1780 yılında August Ludwig von Schlözer’in bir yazısı yayınlandı. Bu yazıda, geleneksel eğitim yolculukları yerden yere vuruluyordu. Bir yeri tanımak için, sadece sarayların ziyaret edilmesinin yetmeyeceği, sadece onlara gösterilen yerlerden o yer hakkında bir fikir sahibi olamayacaklarını söylüyordu. İnsanın tanımak istediği bir halkın tüm sınıflarına karışması gerektiğini söylüyordu ve bunları yaparken seyahat konferansları veriyor, insanın seyahat etmesi için ideal yaşın 20-30 arası olduğunu savunuyordu. Bu yazı seyahat dünyasında yeni bir dönemin başladığını ilan eder nitelikte kabul ediliyormuş.

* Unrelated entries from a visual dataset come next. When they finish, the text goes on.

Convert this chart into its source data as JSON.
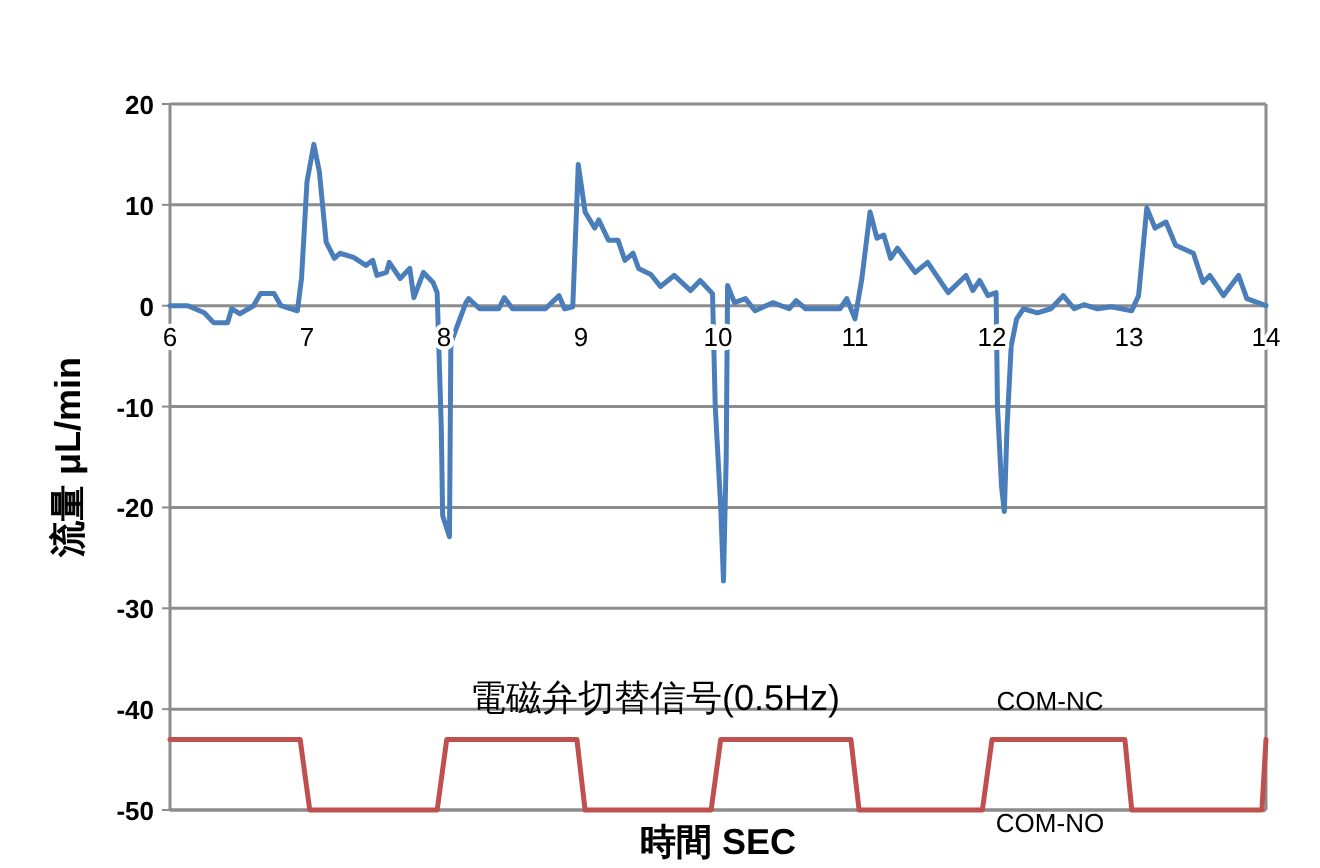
{
  "chart_data": {
    "type": "line",
    "xlabel": "時間 SEC",
    "ylabel": "流量 μL/min",
    "xlim": [
      6,
      14
    ],
    "ylim": [
      -50,
      20
    ],
    "xticks": [
      6,
      7,
      8,
      9,
      10,
      11,
      12,
      13,
      14
    ],
    "yticks": [
      -50,
      -40,
      -30,
      -20,
      -10,
      0,
      10,
      20
    ],
    "grid": "y",
    "marker": "none",
    "line_style": "solid",
    "annotations": [
      "電磁弁切替信号(0.5Hz)",
      "COM-NC",
      "COM-NO"
    ],
    "series": [
      {
        "color": "#4a7ebb",
        "x": [
          6,
          6.13,
          6.25,
          6.32,
          6.42,
          6.45,
          6.51,
          6.61,
          6.66,
          6.76,
          6.81,
          6.93,
          6.96,
          7.0,
          7.05,
          7.09,
          7.14,
          7.2,
          7.24,
          7.34,
          7.43,
          7.48,
          7.51,
          7.58,
          7.6,
          7.68,
          7.75,
          7.78,
          7.85,
          7.92,
          7.95,
          7.98,
          7.99,
          8.04,
          8.05,
          8.16,
          8.18,
          8.26,
          8.4,
          8.44,
          8.5,
          8.74,
          8.84,
          8.88,
          8.94,
          8.98,
          9.03,
          9.1,
          9.13,
          9.2,
          9.27,
          9.32,
          9.38,
          9.42,
          9.51,
          9.58,
          9.68,
          9.8,
          9.87,
          9.96,
          9.98,
          10.02,
          10.04,
          10.06,
          10.07,
          10.12,
          10.2,
          10.27,
          10.4,
          10.52,
          10.57,
          10.64,
          10.89,
          10.94,
          11.0,
          11.05,
          11.11,
          11.16,
          11.21,
          11.26,
          11.31,
          11.44,
          11.53,
          11.68,
          11.81,
          11.86,
          11.91,
          11.97,
          12.03,
          12.04,
          12.07,
          12.09,
          12.11,
          12.14,
          12.18,
          12.23,
          12.33,
          12.43,
          12.52,
          12.6,
          12.67,
          12.77,
          12.87,
          13.02,
          13.07,
          13.13,
          13.19,
          13.27,
          13.34,
          13.47,
          13.54,
          13.59,
          13.69,
          13.8,
          13.86,
          14.0
        ],
        "values": [
          0,
          0,
          -0.7,
          -1.7,
          -1.7,
          -0.3,
          -0.8,
          0,
          1.2,
          1.2,
          0,
          -0.5,
          2.7,
          12.3,
          16,
          13.3,
          6.3,
          4.7,
          5.2,
          4.8,
          4,
          4.5,
          3,
          3.3,
          4.3,
          2.7,
          3.7,
          0.8,
          3.3,
          2.3,
          1.3,
          -12,
          -20.8,
          -22.9,
          -3.7,
          0.3,
          0.7,
          -0.3,
          -0.3,
          0.8,
          -0.3,
          -0.3,
          1,
          -0.3,
          -0.1,
          14,
          9.3,
          7.7,
          8.5,
          6.5,
          6.5,
          4.5,
          5.2,
          3.7,
          3.1,
          1.9,
          3,
          1.5,
          2.5,
          1.2,
          -10,
          -20,
          -27.3,
          -15,
          2,
          0.3,
          0.7,
          -0.5,
          0.3,
          -0.3,
          0.5,
          -0.3,
          -0.3,
          0.7,
          -1.3,
          2.7,
          9.3,
          6.7,
          7,
          4.7,
          5.7,
          3.3,
          4.3,
          1.3,
          3,
          1.5,
          2.5,
          1,
          1.3,
          -10,
          -18,
          -20.4,
          -12,
          -4,
          -1.3,
          -0.3,
          -0.7,
          -0.3,
          1,
          -0.3,
          0.1,
          -0.3,
          -0.1,
          -0.5,
          1,
          9.7,
          7.7,
          8.3,
          6,
          5.2,
          2.3,
          3,
          1,
          3,
          0.7,
          0
        ]
      },
      {
        "color": "#c0504d",
        "x": [
          6,
          6.95,
          7.02,
          7.95,
          8.02,
          8.97,
          9.03,
          9.95,
          10.02,
          10.97,
          11.03,
          11.93,
          12.0,
          12.97,
          13.02,
          13.97,
          14.0
        ],
        "values": [
          -43,
          -43,
          -50,
          -50,
          -43,
          -43,
          -50,
          -50,
          -43,
          -43,
          -50,
          -50,
          -43,
          -43,
          -50,
          -50,
          -43
        ]
      }
    ]
  }
}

19. yüzyıla geldiğimizde İtalya yeniden moda haline gelmiş ve adeta bir “Italomania” ortaya çıkmış. Ülkenin sanatçılara ilham veren özelliği, seyahatlerin ardından ortaya çıkan resimler, gravürler ile birlikte İtalya’nın insanı etkileyen ve geliştiren bir gücü olduğu keşfedilmiş. Osmanlı Hakimiyetinde olan Yunanistan ise bu ilginin dışında kalarak gününü bekliyormuş.
1835’ten sonra Atina ziyaretçi akınına uğramaya başlamış. Adalarından, anakaraya kadar ülke bir açıkhava müzesine dönüşürken, Yunanistan 19. yüzyılda bir kült haline gelmiş, artık herkes Yunanistan’a hayran ve Akropolis artık gezginlerin akınına uğrar hale gelmiş.

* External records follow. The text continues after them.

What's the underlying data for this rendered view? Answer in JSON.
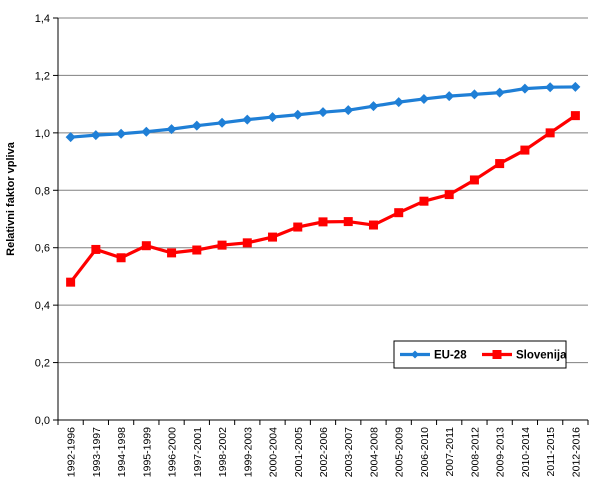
{
  "chart_data": {
    "type": "line",
    "title": "",
    "xlabel": "",
    "ylabel": "Relativni faktor vpliva",
    "ylim": [
      0,
      1.4
    ],
    "ytick_step": 0.2,
    "ytick_labels": [
      "0,0",
      "0,2",
      "0,4",
      "0,6",
      "0,8",
      "1,0",
      "1,2",
      "1,4"
    ],
    "grid": "horizontal",
    "legend_position": "bottom-right",
    "categories": [
      "1992-1996",
      "1993-1997",
      "1994-1998",
      "1995-1999",
      "1996-2000",
      "1997-2001",
      "1998-2002",
      "1999-2003",
      "2000-2004",
      "2001-2005",
      "2002-2006",
      "2003-2007",
      "2004-2008",
      "2005-2009",
      "2006-2010",
      "2007-2011",
      "2008-2012",
      "2009-2013",
      "2010-2014",
      "2011-2015",
      "2012-2016"
    ],
    "series": [
      {
        "name": "EU-28",
        "color": "#1f7fd6",
        "marker": "diamond",
        "values": [
          0.985,
          0.992,
          0.997,
          1.004,
          1.013,
          1.025,
          1.035,
          1.046,
          1.055,
          1.063,
          1.072,
          1.079,
          1.093,
          1.107,
          1.118,
          1.128,
          1.134,
          1.14,
          1.154,
          1.159,
          1.16
        ]
      },
      {
        "name": "Slovenija",
        "color": "#ff0000",
        "marker": "square",
        "values": [
          0.48,
          0.594,
          0.565,
          0.607,
          0.582,
          0.592,
          0.609,
          0.617,
          0.637,
          0.672,
          0.69,
          0.691,
          0.679,
          0.722,
          0.762,
          0.785,
          0.836,
          0.893,
          0.94,
          1.0,
          1.06
        ]
      }
    ]
  }
}
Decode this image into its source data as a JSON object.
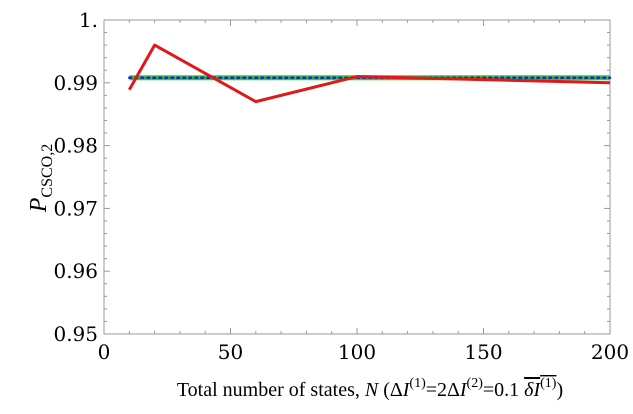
{
  "chart_data": {
    "type": "line",
    "title": "",
    "ylabel_main": "P",
    "ylabel_sub": "CSCO,2",
    "xlabel": {
      "prefix": "Total number of states, ",
      "var": "N",
      "open": " (Δ",
      "I1": "I",
      "sup1": "(1)",
      "mid1": "=2Δ",
      "I2": "I",
      "sup2": "(2)",
      "mid2": "=0.1 ",
      "barexpr_delta": "δ",
      "barexpr_I": "I",
      "barexpr_sup": "(1)",
      "close": ")"
    },
    "xlim": [
      0,
      200
    ],
    "ylim": [
      0.95,
      1.0
    ],
    "xticks": [
      0,
      50,
      100,
      150,
      200
    ],
    "xtick_labels": [
      "0",
      "50",
      "100",
      "150",
      "200"
    ],
    "yticks": [
      0.95,
      0.96,
      0.97,
      0.98,
      0.99,
      1.0
    ],
    "ytick_labels": [
      "0.95",
      "0.96",
      "0.97",
      "0.98",
      "0.99",
      "1."
    ],
    "series": [
      {
        "color": "#32cd32",
        "style": "solid-thick",
        "x": [
          10,
          200
        ],
        "y": [
          0.9908,
          0.9908
        ]
      },
      {
        "color": "#2323d0",
        "style": "dotted",
        "x": [
          10,
          200
        ],
        "y": [
          0.9908,
          0.9908
        ]
      },
      {
        "color": "#e01818",
        "style": "solid",
        "x": [
          10,
          20,
          60,
          100,
          200
        ],
        "y": [
          0.9889,
          0.996,
          0.987,
          0.991,
          0.99
        ]
      }
    ]
  }
}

Dünyanın ufkunu genişleten seyahatler de bu dönemde ortaya çıkmaya başlıyor tekrar. Fransız Devrimi, Fransa’yı ilgi odağı bir hale getirirken, Ruslar ülkelerini keşfetmeye başlıyorlar. Sibirya ve Çin sınırına kadar… Carsten Niebuhr’un Arabistan seyahati, Alexander Humboldt’un Amerika seyahati, dünyanın bilimsel açıdan keşfinde bir çığır açıyor.
Bougainville’in Pasifik ziyareti o coğrafyayı ilgi odağı haline getirmiş. James Cook’un Tahiti’ye yaptığı keşif gezisi, Tahiti’yi çarpıtmadan gözler önüne sermiş. Tahiti rüyaları süsleyen bir coğrafya, Claudius bunun şiirini yazıyor, Beethoven bestesini yapıyor. Ama sıradan bir gezgin için Asya, Avustralya, Afrika ve Amerika kıtaları keşfedilmemiş topraklar olarak kalmayı sürdürmüş.
Dönemin seyahat rehberlerinde gezginlerin yanlarına alması gerekenler şöyle sıralanıyor:
– On dört günde bir yeniden doldurulabilen çift namlulu tabanca.
– Otel odalarının kapıları için kilit ve sürgü.
– Katlanılabilir karyola, seyahat yatağı, döşek ve en azından bir tane yatak çarşafı.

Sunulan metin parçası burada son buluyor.